Lowering is one of the simplest descent techniques. It is something most climbers have done a lot, especially in the gym or at sport climbing areas, and uses standard climbing equipment and belay techniques. The belayer controls the descent of his or her partner by feeding rope out in a controlled manner through the belay system.

Lowers occur with either the belayer positioned below the climber, as in the sport lower, or above the climber, when lowering down to top-rope from above, for example. Though the anchoring and belay systems may vary, no lower should be done without being sure that:

  • the belay device is properly attached to the climber’s harness (or the anchor) and is threaded correctly there is no loose clothing or equipment that might get caught in the belay device
  • the belayer has chosen a method, anchor, and position that ensure he or she will maintain control of the descent
  • a backup has been established if deemed necessary
  • if lowering through an anchor, the anchor is appropriate-never lower through webbing or dangerously worn fixed anchors (chains, lap links, and even bolt hangers designed for lowering can get dangerously worn – always back up a suspect anchor)
  • the rope is long enough so that the climber can reach the ground or the next belay-if the belayer reaches the end of the rope before the climber is in a secure position, a real emergency situation may develop
  • the belayer is tied into the end of the rope-this closes the system and guarantees that the belayer will never let the end of the rope slip through the belay device (failing to take this simple precaution has caused many accidents)

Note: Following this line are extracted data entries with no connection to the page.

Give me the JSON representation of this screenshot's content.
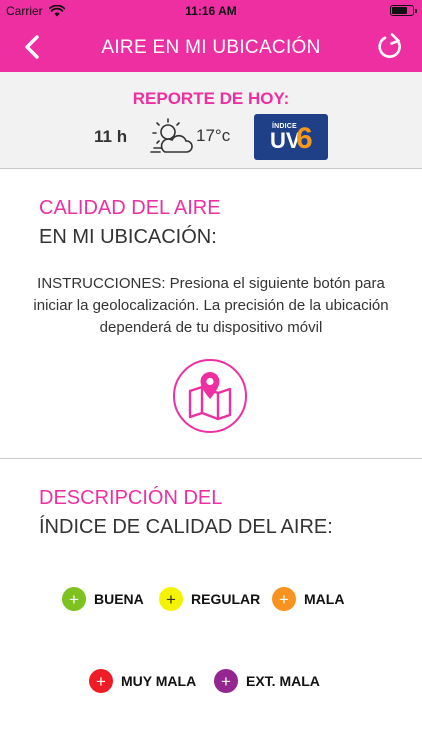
{
  "status": {
    "carrier": "Carrier",
    "time": "11:16 AM",
    "battery_level": 0.8
  },
  "nav": {
    "title": "AIRE EN MI UBICACIÓN",
    "back_icon": "chevron-left-icon",
    "refresh_icon": "refresh-icon"
  },
  "report": {
    "title": "REPORTE DE HOY:",
    "hour": "11 h",
    "weather_icon": "partly-cloudy-icon",
    "temperature": "17°c",
    "uv_label": "ÍNDICE",
    "uv_text": "UV",
    "uv_value": "6"
  },
  "air_quality": {
    "title_line1": "CALIDAD DEL AIRE",
    "title_line2": "EN MI UBICACIÓN:",
    "instructions": "INSTRUCCIONES: Presiona el siguiente botón para iniciar la geolocalización. La precisión de la ubicación dependerá de tu dispositivo móvil",
    "geo_icon": "map-pin-icon"
  },
  "description": {
    "title_line1": "DESCRIPCIÓN DEL",
    "title_line2": "ÍNDICE DE CALIDAD DEL AIRE:",
    "legend": [
      {
        "label": "BUENA",
        "color": "#7dc21e",
        "symbol": "+",
        "symbol_color": "#ffffff"
      },
      {
        "label": "REGULAR",
        "color": "#f4f400",
        "symbol": "+",
        "symbol_color": "#333333"
      },
      {
        "label": "MALA",
        "color": "#f7931e",
        "symbol": "+",
        "symbol_color": "#ffffff"
      },
      {
        "label": "MUY MALA",
        "color": "#ee1c24",
        "symbol": "+",
        "symbol_color": "#ffffff"
      },
      {
        "label": "EXT. MALA",
        "color": "#93278f",
        "symbol": "+",
        "symbol_color": "#ffffff"
      }
    ]
  },
  "colors": {
    "accent": "#ee2fa1",
    "uv_badge": "#1f3f87",
    "uv_number": "#f39a1d"
  }
}
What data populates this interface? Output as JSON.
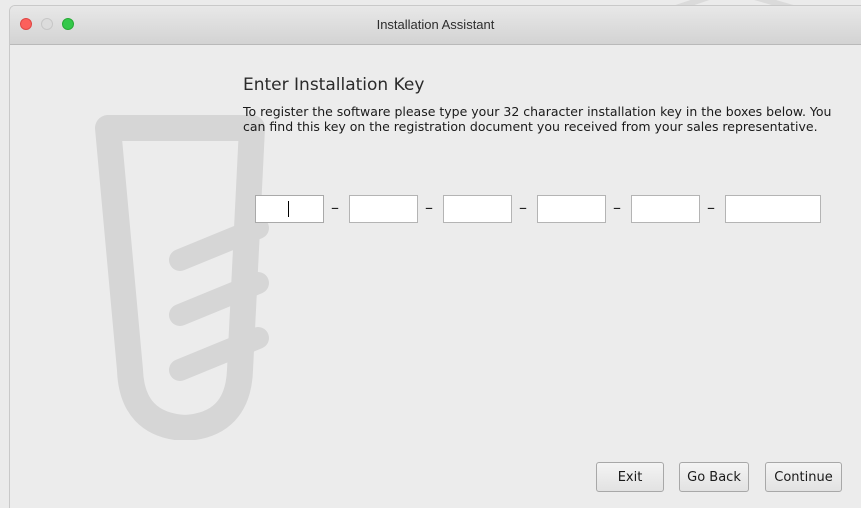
{
  "window": {
    "title": "Installation Assistant"
  },
  "content": {
    "heading": "Enter Installation Key",
    "description": "To register the software please type your 32 character installation key in the boxes below. You can find this key on the registration document you received from your sales representative.",
    "key_fields": [
      {
        "value": ""
      },
      {
        "value": ""
      },
      {
        "value": ""
      },
      {
        "value": ""
      },
      {
        "value": ""
      },
      {
        "value": ""
      }
    ],
    "separator": "–"
  },
  "buttons": {
    "exit": "Exit",
    "go_back": "Go Back",
    "continue": "Continue"
  },
  "colors": {
    "close": "#fc605c",
    "minimize": "#dcdcdc",
    "maximize": "#34c84a",
    "watermark": "#d6d6d6"
  },
  "icons": {
    "watermark": "sensor-probe-icon"
  }
}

  • communication is clear-both the climber and belayer must be clear on when and how the lowering is going to occur and what is going to happen after the climber is down (at least one accident occurred when a climber leaned back on the rope expecting to be lowered and fell to the ground because the belayer-thinking the climber would rappel-had taken him or her off belay)
  • the belayer and climber have a backup plan in case of emergency (imagine what would happen if a climber is lowered off the top of a big cliff, cannot climb back up, and neither the climber nor the belayer has sufficient knowledge or equipment to improvise a rescue?)